それで何が言いたいかと言うと、われわれはそもそも障がい者の立場に立って物事を考えるのは無理なんじゃないかと思う。自閉症の例を見ても分かる通り、認識がまったく異なるのだ。自閉症に関しては、東田さんが文章をつづる能力があって、自閉症の自分には世界がどう見えるか表現できたから自閉症者の見える世界がわれわれにも理解でき、その人間の立場に立てたから分かったのである。

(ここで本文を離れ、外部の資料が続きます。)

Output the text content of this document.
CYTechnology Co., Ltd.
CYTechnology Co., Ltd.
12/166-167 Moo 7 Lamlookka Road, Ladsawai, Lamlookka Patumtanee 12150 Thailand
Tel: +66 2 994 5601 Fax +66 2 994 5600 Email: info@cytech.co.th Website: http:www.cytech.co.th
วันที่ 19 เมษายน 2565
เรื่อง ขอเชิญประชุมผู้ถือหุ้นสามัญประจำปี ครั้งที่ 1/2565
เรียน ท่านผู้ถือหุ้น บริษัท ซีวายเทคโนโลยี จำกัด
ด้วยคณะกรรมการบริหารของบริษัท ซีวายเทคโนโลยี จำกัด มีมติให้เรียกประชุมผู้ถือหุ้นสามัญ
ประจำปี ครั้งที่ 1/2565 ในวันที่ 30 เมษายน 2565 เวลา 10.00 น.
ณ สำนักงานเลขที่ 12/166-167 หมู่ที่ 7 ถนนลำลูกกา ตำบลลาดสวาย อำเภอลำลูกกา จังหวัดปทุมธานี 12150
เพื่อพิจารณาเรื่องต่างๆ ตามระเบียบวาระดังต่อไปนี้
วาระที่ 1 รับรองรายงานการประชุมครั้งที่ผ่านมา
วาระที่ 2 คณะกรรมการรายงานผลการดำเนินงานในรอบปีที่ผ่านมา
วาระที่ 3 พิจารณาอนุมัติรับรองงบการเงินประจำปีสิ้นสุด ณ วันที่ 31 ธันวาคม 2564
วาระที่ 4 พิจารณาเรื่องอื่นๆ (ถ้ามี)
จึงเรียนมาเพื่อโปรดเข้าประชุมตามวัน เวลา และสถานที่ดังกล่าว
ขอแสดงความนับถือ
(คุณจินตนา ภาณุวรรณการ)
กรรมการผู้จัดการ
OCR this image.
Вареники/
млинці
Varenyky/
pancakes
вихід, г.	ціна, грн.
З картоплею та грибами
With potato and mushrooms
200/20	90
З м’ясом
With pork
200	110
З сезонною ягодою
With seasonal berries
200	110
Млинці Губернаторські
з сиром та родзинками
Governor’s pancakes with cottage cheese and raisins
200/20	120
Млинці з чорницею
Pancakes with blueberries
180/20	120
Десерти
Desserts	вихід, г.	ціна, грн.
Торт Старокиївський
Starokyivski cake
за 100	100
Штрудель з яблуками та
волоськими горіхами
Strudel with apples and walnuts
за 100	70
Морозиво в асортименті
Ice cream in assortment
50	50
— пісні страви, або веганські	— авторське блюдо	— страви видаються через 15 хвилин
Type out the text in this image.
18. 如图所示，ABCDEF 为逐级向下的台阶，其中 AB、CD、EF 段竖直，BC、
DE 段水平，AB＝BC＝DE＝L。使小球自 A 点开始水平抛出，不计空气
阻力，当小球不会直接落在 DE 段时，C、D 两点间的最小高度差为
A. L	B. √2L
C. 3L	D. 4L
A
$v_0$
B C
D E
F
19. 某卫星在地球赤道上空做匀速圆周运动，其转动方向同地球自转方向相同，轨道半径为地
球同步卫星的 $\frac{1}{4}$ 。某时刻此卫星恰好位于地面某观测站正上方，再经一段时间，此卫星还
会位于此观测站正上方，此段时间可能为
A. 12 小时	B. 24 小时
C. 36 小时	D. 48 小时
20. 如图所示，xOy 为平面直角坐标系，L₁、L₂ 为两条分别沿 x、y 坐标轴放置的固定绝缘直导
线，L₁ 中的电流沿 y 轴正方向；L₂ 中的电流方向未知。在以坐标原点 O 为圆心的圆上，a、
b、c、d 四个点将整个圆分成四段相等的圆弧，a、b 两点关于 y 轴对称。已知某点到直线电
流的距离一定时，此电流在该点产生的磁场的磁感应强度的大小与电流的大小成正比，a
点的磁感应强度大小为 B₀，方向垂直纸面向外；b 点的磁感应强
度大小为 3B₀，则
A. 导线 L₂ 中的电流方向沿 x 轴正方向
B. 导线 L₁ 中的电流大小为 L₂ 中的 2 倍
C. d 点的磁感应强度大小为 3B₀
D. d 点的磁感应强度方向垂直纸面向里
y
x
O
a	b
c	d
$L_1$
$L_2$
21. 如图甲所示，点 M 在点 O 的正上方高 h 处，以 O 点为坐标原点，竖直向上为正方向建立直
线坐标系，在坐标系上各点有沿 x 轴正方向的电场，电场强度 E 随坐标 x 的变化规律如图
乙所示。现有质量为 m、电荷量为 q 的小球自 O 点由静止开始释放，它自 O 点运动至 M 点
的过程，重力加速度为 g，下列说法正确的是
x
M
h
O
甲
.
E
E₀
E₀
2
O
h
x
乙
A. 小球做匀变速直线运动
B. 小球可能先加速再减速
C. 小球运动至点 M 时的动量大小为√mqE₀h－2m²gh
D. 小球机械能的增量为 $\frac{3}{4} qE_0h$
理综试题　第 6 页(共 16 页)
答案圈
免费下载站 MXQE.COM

社会はどんどん合理的になっていて、間違いはすぐに炎上するようになっている。こういった虐待の問題にしろ、あるいは統一教会とか政治の問題にしろ、蓋されてきた臭いものが今どんどん取り払われてきていて、それはたしかにいいことだけど、同時にそれが当事者を苦しめている面もあると思う。今回76人もの職員の虐待が問題になって、これらの職員が解雇されるのかどうか分からないが、仮に解雇されたとして、じゃあその穴埋めをしてくれる職員が現れるのか?自分の大便を天井に投げつける強者たちが住む施設で働いてくれる職員がいるのか?この施設はつぶしたほうがいいと専門家や関係者は言うが、じゃあつぶしたところで誰がこの強者たちの面倒を看るのか。一番身近な家族でさえお手上げだから施設に入所しているというのに。臭いものに蓋をするのはよくないが、臭いものに蓋をしなければ社会全体が臭くなる。じゃあどうしたらいいのって話なんだが、答えは見つからない。